1905 - 1907 гг. наметили принципиально новый этап в истории российской государственности. Связано это, прежде всего, с активным (особенно начиная с октября 1905 г.) формированием новой политической элиты: в России появились первые легальные политические партии и выборный законодательный орган Государственная Дума (с апреля 1906 г.) Если деятелей, подобных СЮ. Витте, П.Д. Святополк-Мирскому, П.А. Столыпину можно считать традиционными для российской политической авансцены, то фигуры П.Н. Милюкова, Е.Н. Трубецкого, А.И. Гучкова, П. А. Гейдена свидетельствовали о выходе российской политики на качественно иной уровень: их присутствие на политическом Олимпе страны было санкционировано не властью, а общественным мнением. В стране формировался новый тип политической ментальности, связанный с процессом, который можно назвать «разведением» элит.
Какие выгоды сулило это русской культуре? Прежде всего, в образованном обществе укреплялось осознание того, что политика, как специфическое, сложное и ответственное поле деятельности, есть дело политика, - соответственно, литература, искусство есть прерогатива писателя, художника: совмещение двух ипостасей в одном лице признавалось многими отжившей, архаичной формой общественного служения. В этом смысле годы первой российской революции стали кульминационным этапом высвобождения литературы и искусства из «крепостной зависимости направлений», о наличии которой еще в 1869 г. писал Н.С. Лесков1.

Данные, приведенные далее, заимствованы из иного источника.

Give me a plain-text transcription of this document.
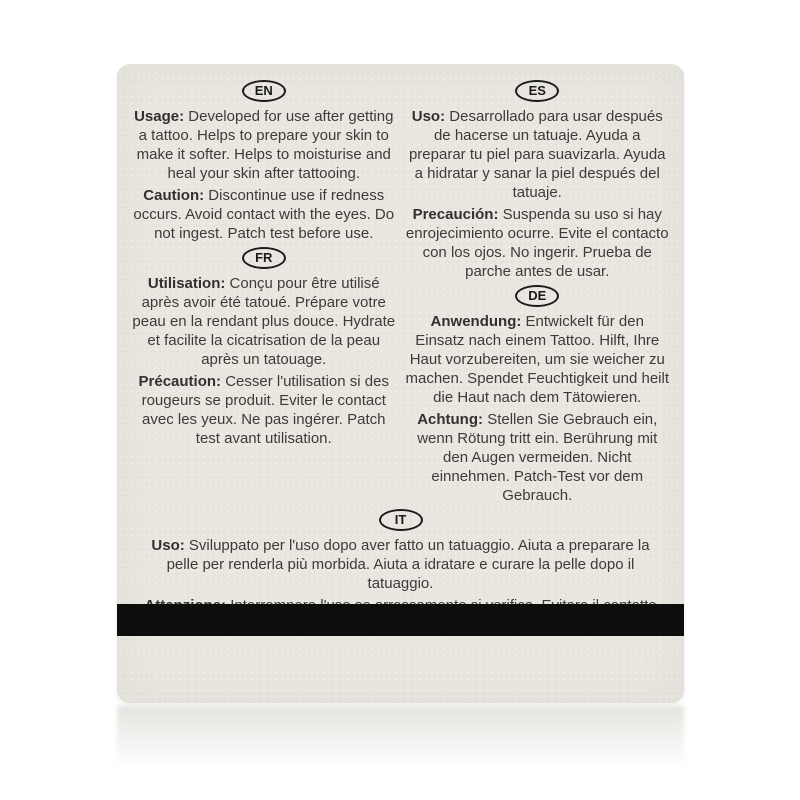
EN

Usage: Developed for use after getting a tattoo. Helps to prepare your skin to make it softer. Helps to moisturise and heal your skin after tattooing.

Caution: Discontinue use if redness occurs. Avoid contact with the eyes. Do not ingest. Patch test before use.

FR

Utilisation: Conçu pour être utilisé après avoir été tatoué. Prépare votre peau en la rendant plus douce. Hydrate et facilite la cicatrisation de la peau après un tatouage.

Précaution: Cesser l'utilisation si des rougeurs se produit. Eviter le contact avec les yeux. Ne pas ingérer. Patch test avant utilisation.

ES

Uso: Desarrollado para usar después de hacerse un tatuaje. Ayuda a preparar tu piel para suavizarla. Ayuda a hidratar y sanar la piel después del tatuaje.

Precaución: Suspenda su uso si hay enrojecimiento ocurre. Evite el contacto con los ojos. No ingerir. Prueba de parche antes de usar.

DE

Anwendung: Entwickelt für den Einsatz nach einem Tattoo. Hilft, Ihre Haut vorzubereiten, um sie weicher zu machen. Spendet Feuchtigkeit und heilt die Haut nach dem Tätowieren.

Achtung: Stellen Sie Gebrauch ein, wenn Rötung tritt ein. Berührung mit den Augen vermeiden. Nicht einnehmen. Patch-Test vor dem Gebrauch.

IT

Uso: Sviluppato per l'uso dopo aver fatto un tatuaggio. Aiuta a preparare la pelle per renderla più morbida. Aiuta a idratare e curare la pelle dopo il tatuaggio.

Сложение с искусства не свойственных ему социальных и морализаторских обязанностей воспринималось многими как важная составляющая общественного, культурного оздоровления. Появление на рубеже XIX-XX вв. такой крупной «внеидеологичной» фигуры, как А.П. Чехов было предзнаменованием грядущего перераспределения ролей.
Однако «разведение» элит проходило болезненно. С одной стороны, набиравшие мощь политические партии были заинтересованы в демонстрации своей идейной самодостаточности, идущей гораздо дальше «литературных» упований предшествующей эпохи. Теперь можно было отказаться от различных вариантов «прикрытия»: литература сыграла свою роль идеологического «кокона», из которого должна была появиться на свет энергичная политическая сила прогрессивного европофильского склада. С другой стороны, партийные идеологи понимали литературоцентричную суть интеллигентского сознания: традиция, складывавшаяся в России десятилетиями, обеспечивала слову художника особую весомость. Кроме того, цензурной свободы, отмеренной манифестом 17 октября, оказалось не так много, как хотелось бы политическим публицистам. Молодые партии оказались в двусмысленной и непростой ситуации: им приходилось преодолевать и опровергать свою аморфно-литературную природу и одновременно искать поддержку у влиятельных деятелей искусства - в первую очередь, у известных писателей.